Terkini.id, Jakarta - Zainut Tauhid, Wakil Menteri Agama RI buka suara terkait tuntutan pembubaran MUI di media sosial imbas penangkapan Ahmad Zain an-Najah oleh Densus 88 karena dugaan terlibat kasus terorisme. Menurut Zainut, tuntutan tersebut berlebihan.
"Adanya tuntutan sekelompok orang yang ingin membubarkan MUI. Saya kira hal itu terlalu berlebihan. Ibarat rumah ada tikusnya, masak rumahnya mau dibakar," tutur Zainut dalam keterangannya, Jumat 19 November 2021, dikutip dari Detikcom.
Zainut, yang juga menjabat Wakil Ketua Dewan Pertimbangan MUI, membantah tuduhan MUI terpapar terorisme. Pasalnya, MUI sendiri telah menetapkan fatwa Nomor 3 Tahun 2004 tentang terorisme.
"Tuduhan MUI terpapar terorisme sangat tidak berdasar," ujar Zainut.
"Ahmad Zain an-Najah (AZA)tidak ada kaitannya dengan MUI," lanjutnya.
Menurut Zainut, apa yang dilakukan Zain an-Najah merupakan tanggungjawab pribadi. Zainut mendukung pihak yang berwenang untuk memproses kasus tersebut sesuai dengan ketentuan hukum yang berlaku dengan tetap mengedepankan asas praduga tidak bersalah.

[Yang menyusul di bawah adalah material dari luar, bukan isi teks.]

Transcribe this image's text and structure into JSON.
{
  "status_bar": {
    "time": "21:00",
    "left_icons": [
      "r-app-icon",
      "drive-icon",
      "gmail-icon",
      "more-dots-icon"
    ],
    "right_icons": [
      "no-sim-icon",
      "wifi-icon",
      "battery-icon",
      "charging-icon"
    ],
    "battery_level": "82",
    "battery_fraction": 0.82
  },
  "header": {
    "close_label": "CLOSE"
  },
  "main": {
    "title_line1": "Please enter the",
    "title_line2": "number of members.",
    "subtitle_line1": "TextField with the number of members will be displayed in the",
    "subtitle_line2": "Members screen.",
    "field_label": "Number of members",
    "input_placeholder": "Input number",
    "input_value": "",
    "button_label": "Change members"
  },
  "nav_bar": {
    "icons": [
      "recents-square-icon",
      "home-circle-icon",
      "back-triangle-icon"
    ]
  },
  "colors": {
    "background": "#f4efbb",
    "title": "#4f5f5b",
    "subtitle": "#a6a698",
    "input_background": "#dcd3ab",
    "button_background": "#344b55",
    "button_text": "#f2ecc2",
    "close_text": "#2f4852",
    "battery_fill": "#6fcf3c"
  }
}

"(Penangkapan Zain an-Najah) menyadarkan kita bahwa jaringan terorisme sudah menyusup ke berbagai kalangan dan kelompok. Untuk hal tersebut menuntut kewaspadaan kita semua agar tidak lengah terhadap gerakan terorisme," ujar Zainut.
Lebih lanjut, Zainut juga meminta kepada semua pihak untuk menahan diri, tetap tenang dan tidak terpancing provokasi pihak-pihak yang ingin membuat kekacauan dengan mengadu domba dan memecah belah persatuan dan kesatuan umat.